Como mosquitas van revoloteando: una idea por aquí, una por allá, un pensamiento fugitivo zumbándome por un par de neuronas y la Moleskine demasiado lejos como para vencer la pereza dominical de la tarde, aplastada por la luz color tabaco de una tarde tormentosa. Es una de esas tormentas de verano que se promocionan mucho pero luego quedan en nada, como las promesas de los crecepelos.
El barrio, a la media luz, está también a medio gas, mitad soñoliento mitad apocalíptico en su inusitado despeje de asfalto, en la soledad de sus aceras, en las campanadas de la iglesia de al lado que retumban de fachada a fachada, un poco avergonzadas y como queriendo no pegar muy fuerte con el badajo. Esta entrada ha cambiado de rumbo siete veces, o más bien, ha perdido el rumbo seis veces para no encontrarlo a la séptima, en una especie de anticuento de hadas. Sería tarde de té calentito y sillón, si hiciera frío para un té calentito y yo tuviera un sillón.

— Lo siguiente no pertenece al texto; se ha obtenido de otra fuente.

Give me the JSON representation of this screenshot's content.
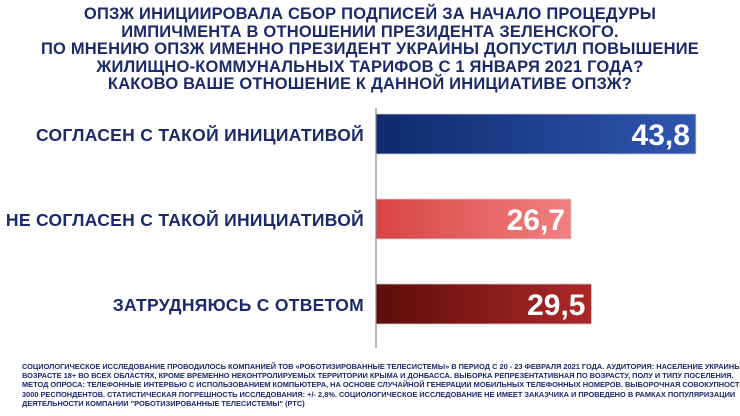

Ayuda también a esta fractura del verano, a este paréntesis dislocado de nubes y rumor de lluvia, que me estoy leyendo The Thirteenth Tale y cada nube parece filtrar la atmósfera atemporal y bibliófila del libro. Bibliófila no; historiófila, cuentófila, alguna palabreja de esas. Trata de uno de mis temas favoritos: el poder de las historias, su génesis, la relación entre audiencia, narrador e historia. Buen libro; lo tenéis por ahí como «El cuento número trece», y no es en absoluto como esperáis que sea. O sí, pero tendré que acabármelo para decíroslo (yo intento, como véis, contaros algo de provecho; pero la tarde lleva su propia inercia).
¿Sabéis qué me apetece ahora? Un melocotón.